Automatic Music Transcription Using CNN + Transformer For Zero-Shot Cross-Domain Performance | International Journal of Science, Engineering and Technology

Authors: Deepak Varadam, Rishi Viswanatha Subramani, Anish Chhetri, Sharan Mathan Mattachotil, Elaizah Foning Ramsong

Abstract: Automatic Music Transcription (AMT) remains a fundamental challenge in Music Information Retrieval (MIR), particularly when generalizing across instruments with divergent acoustic signatures. This paper presents a hybrid deep learning architecture designed to perform polyphonic pitch estimation by leveraging the complementary strengths of Convolutional Neural Networks (CNNs) and Transformers. Our methodology utilizes the Constant-Q Transform (CQT) to provide a musically aligned time-frequency representation, followed by a CNN-based acoustic frontend to extract local spectro-temporal features such as harmonic structures and percussive attacks.

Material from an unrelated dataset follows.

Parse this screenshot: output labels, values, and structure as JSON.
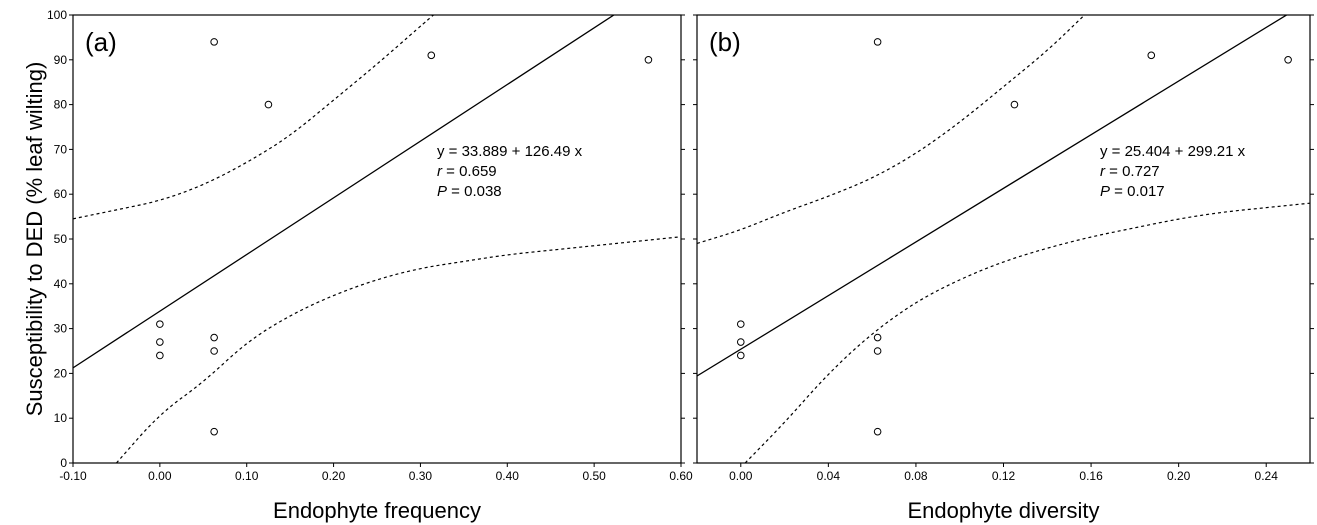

These features are subsequently processed by a Transformer Encoder backend, which utilizes multi-head self-attention mechanisms to model long-range temporal dependencies and polyphonic relationships across an 88-key output space.To address the performance gap often observed in cross- domain scenarios, we evaluate the model on the MAESTRO (piano) and GuitarSet (guitar) datasets. Initial results indicate that models trained exclusively on piano data suffer from a significant recall deficit when applied to string instruments due to distinct differences in excitation-resonant patterns. However they perform extremely well in the note identification process and identification of the end of any frame. To mitigate the error caused identifying the start of a f, we propose a joint- training strategy employing artificial oversampling of the smaller GuitarSet corpus to prevent dataset imbalance. Experimental results demonstrate that the proposed hybrid model achieves high F1-scores across both domains, benefiting from the CNN’s local feature extraction and the Transformer’s global context modeling. Furthermore, we provide a detailed computational profiling of the architecture, demonstrating its efficiency for real-time inference applications. The system is deployed as a web-based application that generates standardized sheet music and guitar tablature from raw audio input.

DOI: https://doi.org/10.5281/zenodo.19217634